A senior government official, who spoke on the condition that they were not identified, said Trudeau’s decision to remove Garneau must have been “tough” because he did an “incredible job” as foreign minister. Garneau was credited with helping secure the release of the two Canadians imprisoned in China after the Vancouver arrest of Chinese executive Meng Wanzhou, and was the field marshal of an international statement against arbitrary detentions that was signed by more than 60 countries.

He also had a “seamless” relationship with the Prime Minister’s Office, the official said.

“I don’t see it as a performance hit or anything,” the official said. “I know he was excellent at his job.”

Before entering politics, Garneau had a distinguished and high-profile career that made him the first Canadian in space when he was selected to join the US space shuttle crew in 1984. He later became astronaut training specialist for NASA and went back to space in 1996 and 2000.

Garneau was first elected as a Liberal MP in 2008, when the party was in opposition. He ran against Trudeau for Liberal leadership, but withdrew from the race a month before it ended in the spring of 2013, calling it a “fait accompli” that his main rival would win.
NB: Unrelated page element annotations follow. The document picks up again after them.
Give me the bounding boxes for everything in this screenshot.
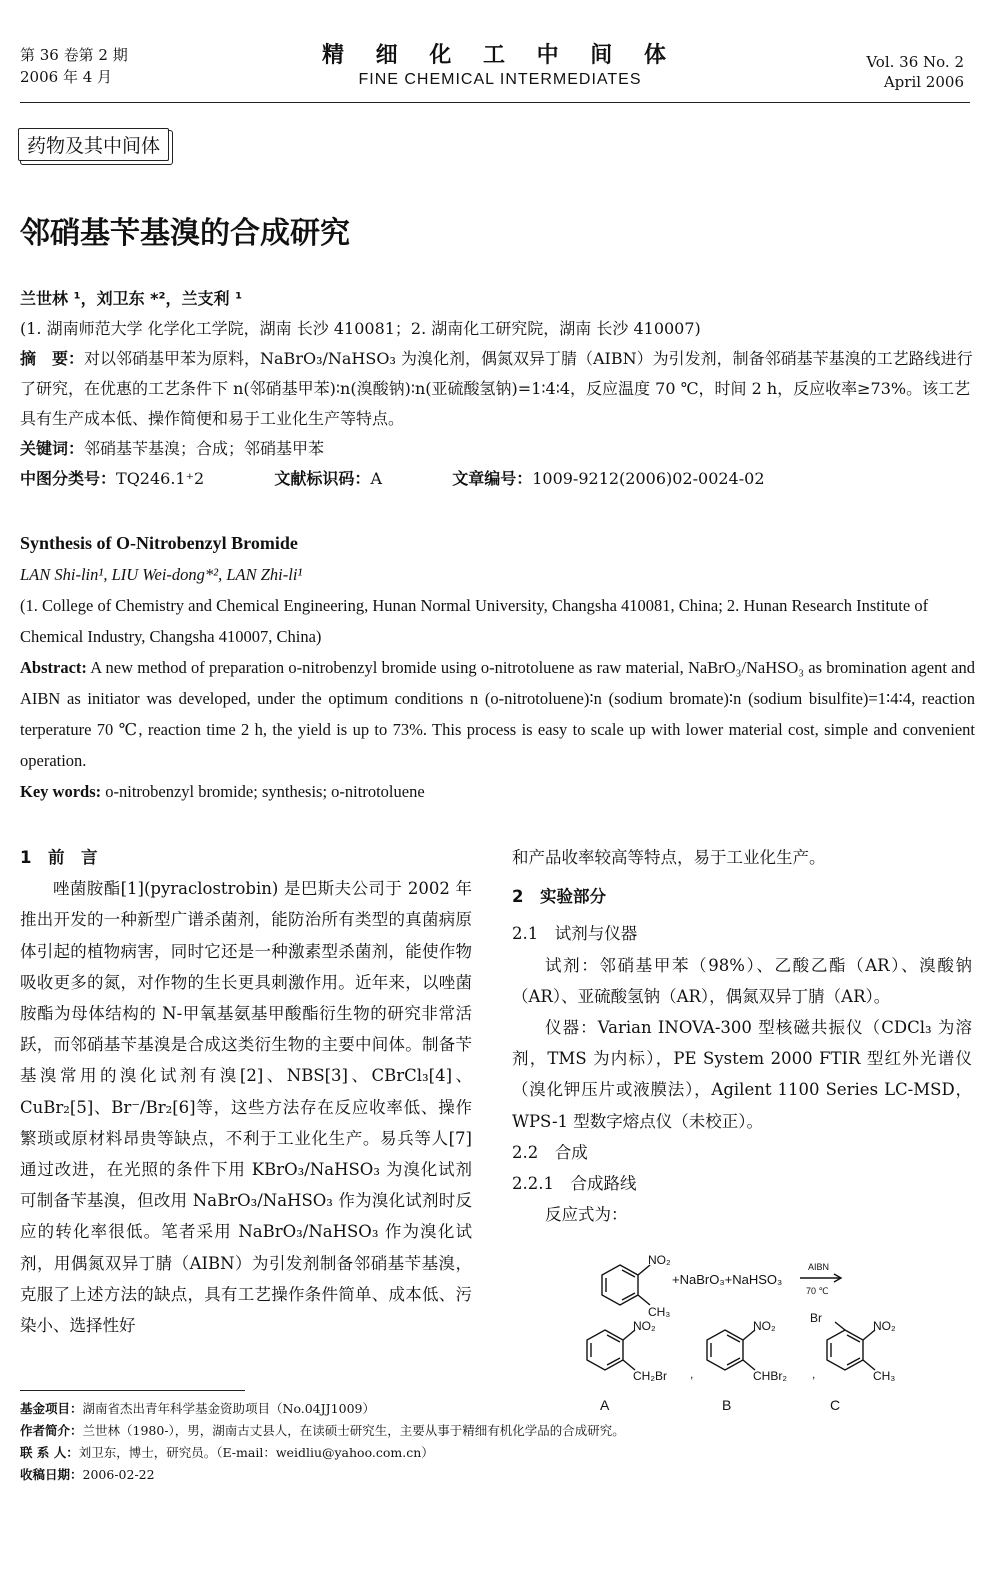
reagents-paragraph: 试剂：邻硝基甲苯（98%）、乙酸乙酯（AR）、溴酸钠（AR）、亚硫酸氢钠（AR），偶氮双异丁腈（AR）。 (512, 955, 972, 1006)
footnote-label: 作者简介： (20, 1423, 83, 1438)
footnote-rule (20, 1390, 245, 1391)
instruments-paragraph: 仪器：Varian INOVA-300 型核磁共振仪（CDCl₃ 为溶剂，TMS 为内标），PE System 2000 FTIR 型红外光谱仪（溴化钾压片或液膜法），Agilent 1100 Series LC-MSD，WPS-1 型数字熔点仪（未校正）。 (512, 1018, 972, 1131)
footnotes (20, 1398, 970, 1486)
keywords-cn (20, 434, 975, 464)
affiliation-en: (1. College of Chemistry and Chemical Engineering, Hunan Normal University, Changsha 410081, China; 2. Hunan Research Institute of Chemical Industry, Changsha 410007, China) (20, 596, 929, 646)
ch2br-label-a: CH₂Br (633, 1369, 667, 1383)
equation-label: 反应式为： (545, 1205, 628, 1225)
chbr2-label-b: CHBr₂ (753, 1369, 787, 1383)
journal-name-cn: 精 细 化 工 中 间 体 (322, 43, 678, 68)
volume-issue-en: Vol. 36 No. 2 (866, 53, 964, 71)
section-heading-intro: 1 前 言 (20, 848, 98, 867)
article-no-value: 1009-9212(2006)02-0024-02 (532, 469, 765, 488)
subsection-heading-route: 2.2.1 合成路线 (512, 1174, 637, 1194)
clc-label: 中图分类号： (20, 469, 117, 488)
no2-label-b: NO₂ (753, 1319, 776, 1333)
benzene-ring-reactant (602, 1265, 638, 1305)
arrow-temperature: 70 ℃ (806, 1286, 829, 1296)
authors-en: LAN Shi-lin¹, LIU Wei-dong*², LAN Zhi-li¹ (20, 565, 303, 584)
front-matter-cn (20, 284, 975, 494)
keywords-cn-text: 邻硝基苄基溴；合成；邻硝基甲苯 (84, 439, 325, 458)
abstract-cn-label: 摘 要： (20, 349, 85, 368)
arrow-catalyst: AIBN (808, 1262, 830, 1272)
compound-label-a: A (600, 1397, 610, 1413)
right-column (512, 842, 972, 1230)
reagents-label: +NaBrO₃+NaHSO₃ (672, 1272, 783, 1287)
no2-label-reactant: NO₂ (648, 1253, 671, 1267)
footnote-received (20, 1464, 970, 1486)
front-matter-en (20, 528, 975, 807)
authors-cn: 兰世林 ¹，刘卫东 *²，兰支利 ¹ (20, 289, 243, 308)
volume-issue: 第 36 卷第 2 期 (20, 46, 128, 64)
footnote-text: 刘卫东，博士，研究员。（E-mail：weidliu@yahoo.com.cn） (78, 1445, 434, 1460)
section-tag: 药物及其中间体 (18, 128, 169, 161)
subsection-heading-reagents: 2.1 试剂与仪器 (512, 924, 638, 944)
footnote-contact (20, 1442, 970, 1464)
issue-date: 2006 年 4 月 (20, 68, 113, 86)
abstract-cn (20, 344, 975, 434)
compound-label-b: B (722, 1397, 732, 1413)
keywords-en-label: Key words: (20, 782, 102, 801)
footnote-label: 联 系 人： (20, 1445, 79, 1460)
footnote-label: 基金项目： (20, 1401, 83, 1416)
clc-value: TQ246.1⁺2 (116, 469, 205, 488)
no2-label-a: NO₂ (633, 1319, 656, 1333)
benzene-ring-c (827, 1330, 863, 1370)
journal-name-en: FINE CHEMICAL INTERMEDIATES (358, 71, 642, 88)
article-no-label: 文章编号： (452, 469, 533, 488)
reaction-scheme (560, 1250, 960, 1420)
compound-label-c: C (830, 1397, 841, 1413)
doc-code-label: 文献标识码： (274, 469, 371, 488)
section-heading-experimental: 2 实验部分 (512, 887, 606, 907)
article-title-cn: 邻硝基苄基溴的合成研究 (20, 216, 350, 251)
comma-2: , (812, 1367, 816, 1381)
benzene-ring-a (587, 1330, 623, 1370)
article-title-en: Synthesis of O-Nitrobenzyl Bromide (20, 533, 298, 553)
classification-row (20, 464, 975, 494)
ch3-label-c: CH₃ (873, 1369, 896, 1383)
comma-1: , (690, 1367, 694, 1381)
ch3-label-reactant: CH₃ (648, 1305, 671, 1319)
footnote-label: 收稿日期： (20, 1467, 83, 1482)
benzene-ring-b (707, 1330, 743, 1370)
journal-name (0, 38, 1000, 89)
abstract-en-text: A new method of preparation o-nitrobenzyl bromide using o-nitrotoluene as raw material, NaBrO₃/NaHSO₃ as bromination agent and AIBN as initiator was developed, under the optimum conditions n (o-nitrotoluene)∶n (sodium bromate)∶n (sodium bisulfite)=1∶4∶4, reaction terperature 70 ℃, reaction time 2 h, the yield is up to 73%. This process is easy to scale up with lower material cost, simple and convenient operation. (20, 658, 975, 770)
abstract-en-label: Abstract: (20, 658, 87, 677)
header-rule (20, 102, 970, 103)
footnote-funding (20, 1398, 970, 1420)
abstract-cn-text: 对以邻硝基甲苯为原料，NaBrO₃/NaHSO₃ 为溴化剂，偶氮双异丁腈（AIBN）为引发剂，制备邻硝基苄基溴的工艺路线进行了研究，在优惠的工艺条件下 n(邻硝基甲苯)∶n(溴酸钠)∶n(亚硫酸氢钠)=1∶4∶4，反应温度 70 ℃，时间 2 h，反应收率≥73%。该工艺具有生产成本低、操作简便和易于工业化生产等特点。 (20, 349, 973, 428)
footnote-author (20, 1420, 970, 1442)
issue-date-en: April 2006 (883, 73, 964, 91)
issue-info-en (866, 52, 964, 92)
subsection-heading-synthesis: 2.2 合成 (512, 1142, 588, 1162)
br-label-c: Br (810, 1311, 822, 1325)
doc-code-value: A (370, 469, 382, 488)
affiliation-cn: (1. 湖南师范大学 化学化工学院，湖南 长沙 410081；2. 湖南化工研究院，湖南 长沙 410007) (20, 319, 701, 338)
intro-continuation: 和产品收率较高等特点，易于工业化生产。 (512, 848, 826, 867)
abstract-en (20, 652, 975, 776)
no2-label-c: NO₂ (873, 1319, 896, 1333)
intro-paragraph: 唑菌胺酯[1](pyraclostrobin) 是巴斯夫公司于 2002 年推出开发的一种新型广谱杀菌剂，能防治所有类型的真菌病原体引起的植物病害，同时它还是一种激素型杀菌剂，能使作物吸收更多的氮，对作物的生长更具刺激作用。近年来，以唑菌胺酯为母体结构的 N-甲氧基氨基甲酸酯衍生物的研究非常活跃，而邻硝基苄基溴是合成这类衍生物的主要中间体。制备苄基溴常用的溴化试剂有溴[2]、NBS[3]、CBrCl₃[4]、CuBr₂[5]、Br⁻/Br₂[6]等，这些方法存在反应收率低、操作繁琐或原材料昂贵等缺点，不利于工业化生产。易兵等人[7]通过改进，在光照的条件下用 KBrO₃/NaHSO₃ 为溴化试剂可制备苄基溴，但改用 NaBrO₃/NaHSO₃ 作为溴化试剂时反应的转化率很低。笔者采用 NaBrO₃/NaHSO₃ 作为溴化试剂，用偶氮双异丁腈（AIBN）为引发剂制备邻硝基苄基溴，克服了上述方法的缺点，具有工艺操作条件简单、成本低、污染小、选择性好 (20, 879, 472, 1336)
keywords-en-text: o-nitrobenzyl bromide; synthesis; o-nitrotoluene (105, 782, 425, 801)
keywords-en (20, 776, 975, 807)
footnote-text: 2006-02-22 (82, 1467, 155, 1482)
footnote-text: 湖南省杰出青年科学基金资助项目（No.04JJ1009） (82, 1401, 375, 1416)
left-column (20, 842, 472, 1341)
keywords-cn-label: 关键词： (20, 439, 85, 458)
footnote-text: 兰世林（1980-），男，湖南古丈县人，在读硕士研究生，主要从事于精细有机化学品的合成研究。 (82, 1423, 625, 1438)
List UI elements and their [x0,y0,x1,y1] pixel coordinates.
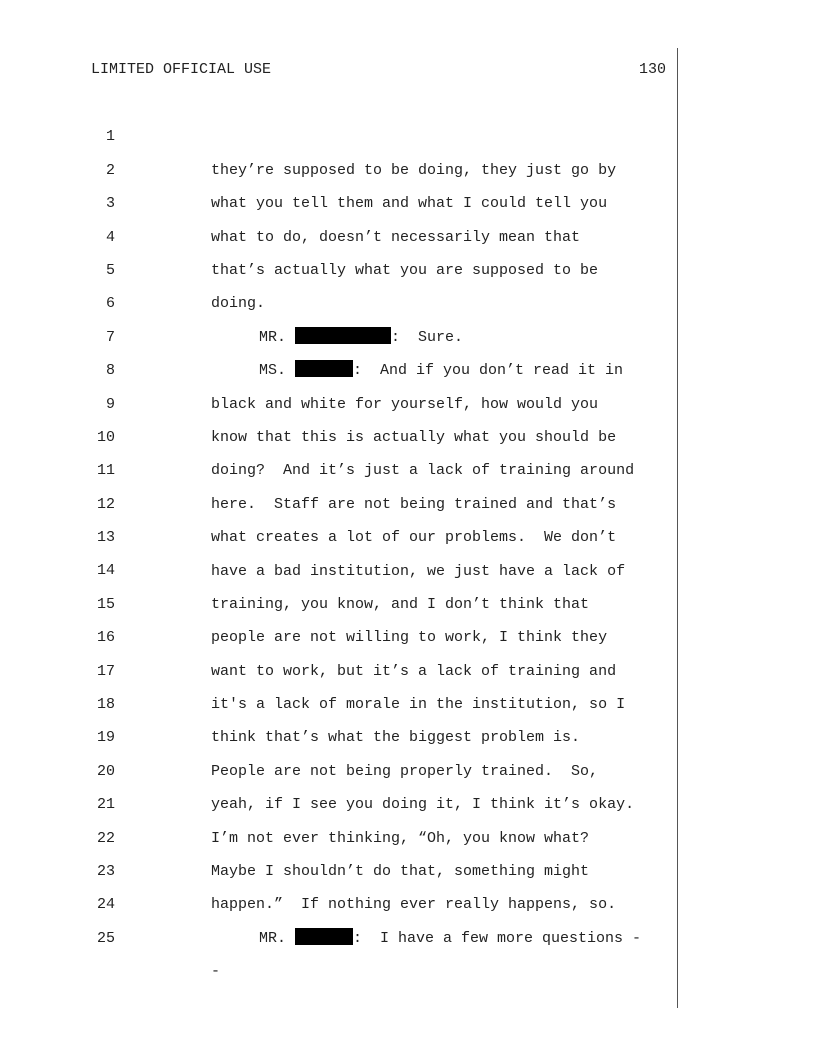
speaker-line [259,922,641,955]
line-number: 6 [105,295,115,313]
line-number: 21 [96,796,115,814]
right-margin-rule [677,48,678,1008]
line-number: 2 [105,161,115,179]
line-text: here. Staff are not being trained and that’s [211,495,617,513]
speaker-text: : And if you don’t read it in [353,362,624,380]
line-text: that’s actually what you are supposed to be [211,261,599,279]
line-number: 4 [105,228,115,246]
line-text: I’m not ever thinking, “Oh, you know what? [211,829,590,847]
line-number: 24 [96,896,115,914]
line-text: happen.” If nothing ever really happens, so. [211,896,617,914]
line-number: 20 [96,762,115,780]
redaction-block [295,928,353,945]
speaker-title: MS. [259,362,296,380]
speaker-text: : I have a few more questions - [353,929,642,947]
line-number: 5 [105,261,115,279]
line-number: 16 [96,629,115,647]
line-number: 25 [96,929,115,947]
line-text: Maybe I shouldn’t do that, something might [211,863,590,881]
classification-header: LIMITED OFFICIAL USE [91,61,272,78]
line-number: 23 [96,863,115,880]
line-text: people are not willing to work, I think they [211,629,608,647]
line-text: doing? And it’s just a lack of training around [211,462,635,480]
line-text: think that’s what the biggest problem is. [211,729,581,747]
line-text: it's a lack of morale in the institution, so I [211,696,626,714]
line-text: People are not being properly trained. So, [211,762,599,780]
line-text: what you tell them and what I could tell you [211,195,608,213]
line-text: training, you know, and I don’t think that [211,595,590,613]
line-number: 11 [96,462,115,480]
line-number: 10 [96,428,115,446]
speaker-text: : Sure. [391,328,464,346]
line-text: what to do, doesn’t necessarily mean that [211,228,581,246]
line-number: 3 [105,195,115,213]
line-text: yeah, if I see you doing it, I think it’s okay. [211,796,635,814]
speaker-title: MR. [259,328,296,346]
line-number: 8 [105,362,115,380]
line-number: 7 [105,328,115,346]
line-text: know that this is actually what you should be [211,428,617,446]
line-number: 9 [105,395,115,413]
line-number: 1 [105,128,115,146]
line-number: 22 [96,829,115,847]
line-number: 13 [96,529,115,547]
page-number: 130 [638,61,666,78]
line-text: black and white for yourself, how would you [211,395,599,413]
line-number: 18 [96,696,115,714]
line-number: 19 [96,729,115,747]
speaker-title: MR. [259,929,296,947]
line-number: 17 [96,662,115,680]
transcript-lines [0,87,676,981]
line-text: - [211,963,221,981]
line-text: doing. [211,295,266,313]
line-text: want to work, but it’s a lack of training and [211,662,617,680]
line-text: have a bad institution, we just have a lack of [211,562,626,580]
transcript-line-1 [0,87,676,179]
line-text: what creates a lot of our problems. We don’t [211,529,617,547]
line-text: they’re supposed to be doing, they just go by [211,161,617,179]
line-number: 12 [96,495,115,513]
line-number: 15 [96,595,115,613]
line-number: 14 [96,562,115,580]
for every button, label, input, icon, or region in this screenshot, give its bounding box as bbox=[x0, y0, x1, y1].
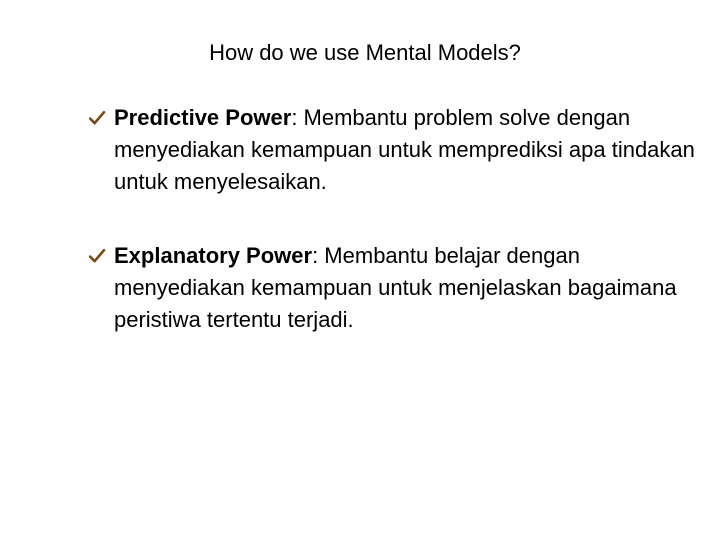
bullet-term: Explanatory Power bbox=[114, 243, 313, 268]
bullet-text: : Membantu belajar dengan menyediakan kemampuan untuk menjelaskan bagaimana peristiwa tertentu terjadi. bbox=[114, 243, 677, 332]
slide-title: How do we use Mental Models? bbox=[209, 40, 521, 65]
bullet-text: : Membantu problem solve dengan menyediakan kemampuan untuk memprediksi apa tindakan untuk menyelesaikan. bbox=[114, 105, 695, 194]
check-icon bbox=[88, 247, 106, 265]
check-icon bbox=[88, 109, 106, 127]
bullet-item-predictive-power bbox=[88, 102, 698, 198]
bullet-list bbox=[88, 102, 698, 336]
bullet-term: Predictive Power bbox=[114, 105, 292, 130]
bullet-item-explanatory-power bbox=[88, 240, 698, 336]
When Trudeau became prime minister two years later, he appointed Garneau to his first cabinet as Transport Minister, a position in which he remained until January 2021, when he was transferred to Foreign Affairs.

Colin Robertson, a former career diplomat and vice president of the Canadian Institute for Global Affairs, said it makes sense to replace Garneau with Joly, whom he described as a “new face” who may take a fresh chance to fulfill Trudeau’s vision that Canada play a bigger role on the world stage.

Robertson also noted that Garneau is of a different generation than Trudeau, while Joly might have skills that fit more closely with the direction the prime minister wants to take on major international affairs.

“I think Trudeau wanted someone who better reflects how he sees Canada in the world,” Robertson said. “The prime minister has to feel comfortable with his ministers.”

Yet Joly becomes Trudeau’s fifth foreign minister in just six years, which is “a problem” for a cabinet position that benefits from continuity and insight into complex global issues, Roland Paris said. , Trudeau’s former foreign policy adviser and professor of international affairs. at the University of Ottawa.

“Canada faces very important and complicated challenges,” said Paris, “and the leadership of that department must have a firm hand on the tiller. And it’s a complex set of problems that takes time to assimilate. “

Both Paris and Robertson noted that Joly will quickly face key challenges on the job, including resolving a dispute with the U.S. state of Michigan over the threat of closure of Line 5, a vital pipeline that supplies central Canada, as well as the elaboration of a new strategy. to deal with China and other countries in the Pacific region.